When the City of Detroit was teetering on bankruptcy, the State of Michigan bailed them out some, and a federal judge encouraged the debtors to negotiate lower payments, including city retirees who agreed to reduced pensions. The city avoided full bankruptcy. Nevertheless, during the campaign, then-candidate Trump said he would have just let Detroit go bankrupt. This may give some indication of how the feds would deal with a state in financial crisis.

As we are reminded again and again, what folks say on the campaign trail is usually not the same as what they do in office when faced with the repercussions of their actions. If Illinois collapses, so do California and New York state (all three are in the same boat). Which also happen to be among the three largest states on the electoral map.

If Trump can dramattically grow the Economy the next few years the issues above will be not as great because the returns on the lower amount of money invested will be above average and makeup for some of the principal missing from the unfunded pensions. So that “Hail Mary” play if it comes about will give all three states some breathing room. Agree though that unfortunately all three states are in the hole so badly they will have to cut pensions of existing and future pensioners to make up for lost time as well as dramattically raise taxes.

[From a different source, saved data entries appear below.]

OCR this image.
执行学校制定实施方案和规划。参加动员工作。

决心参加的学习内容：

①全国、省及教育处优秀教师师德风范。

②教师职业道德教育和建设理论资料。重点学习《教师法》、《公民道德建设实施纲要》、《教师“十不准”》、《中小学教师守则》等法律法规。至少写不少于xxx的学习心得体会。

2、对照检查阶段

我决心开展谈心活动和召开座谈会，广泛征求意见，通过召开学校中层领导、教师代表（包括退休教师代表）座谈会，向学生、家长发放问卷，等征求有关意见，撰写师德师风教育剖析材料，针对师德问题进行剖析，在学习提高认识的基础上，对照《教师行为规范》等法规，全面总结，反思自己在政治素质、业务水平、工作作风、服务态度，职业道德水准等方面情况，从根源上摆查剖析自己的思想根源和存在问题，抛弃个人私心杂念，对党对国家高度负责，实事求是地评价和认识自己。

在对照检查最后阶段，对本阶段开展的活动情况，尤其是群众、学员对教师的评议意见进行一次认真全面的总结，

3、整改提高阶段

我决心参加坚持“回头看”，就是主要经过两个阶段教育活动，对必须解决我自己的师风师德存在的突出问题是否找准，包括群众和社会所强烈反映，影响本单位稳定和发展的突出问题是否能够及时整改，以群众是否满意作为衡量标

We are also unfortunately paying for lost years of Economic growth because some in government listened to the bozo Economists that insisted 1 to 1.5% growth is the new normal. When you listen to people like that for 10-12 years it really sucks out a lot of potential value and compounding from your 401k plan, retirement pension, retirement savings, etc. Causing otherwise sane people to openly question if stock plans are worth it. We can never get those lost returns back…which is sad as wel

Your statement does not correspond with reality, never that low, except in Drumpf’s tweets. Starting in 2010, the GDP growth rates were: 2.5%, 1.6%, 2.2%, 1.7%, 2.4%, 2.6% and 1.6% = average 2.1%.

Exactly the plan, politically when you establish a low benchmark like 1 to 1.5% you can point to the above as an outstanding success.

What about Air, Waterways, expressways, rural roads, rural telephone, rural electricity, agriculture, mining, etc ? Don’t just paint rail !

These are national GDP changes, as per the Bureau of Economic Analysis, adjusted for 2009 constant dollars, which takes out inflation. They are the real growth rates as opposed to the nominal growth rates, which were noticeably higher.

Thank you! What would the nominal growth rates be, although I’m sure CMStPnP won’t admit his error even then.

So who are those “Bozo economists” CMStPnP? Citation?

According to the BEA numbers, which can be downloaded from the U.S. Commerce Department, Bureau of Economic Analysis, the nominal growth rates between 2010 and 2016 ranged from a high of 4.2 in 2014 to a low of 3.0 in 2016. By my spreadsheet calculations the mean was 3.7 and the standard deviation was .4.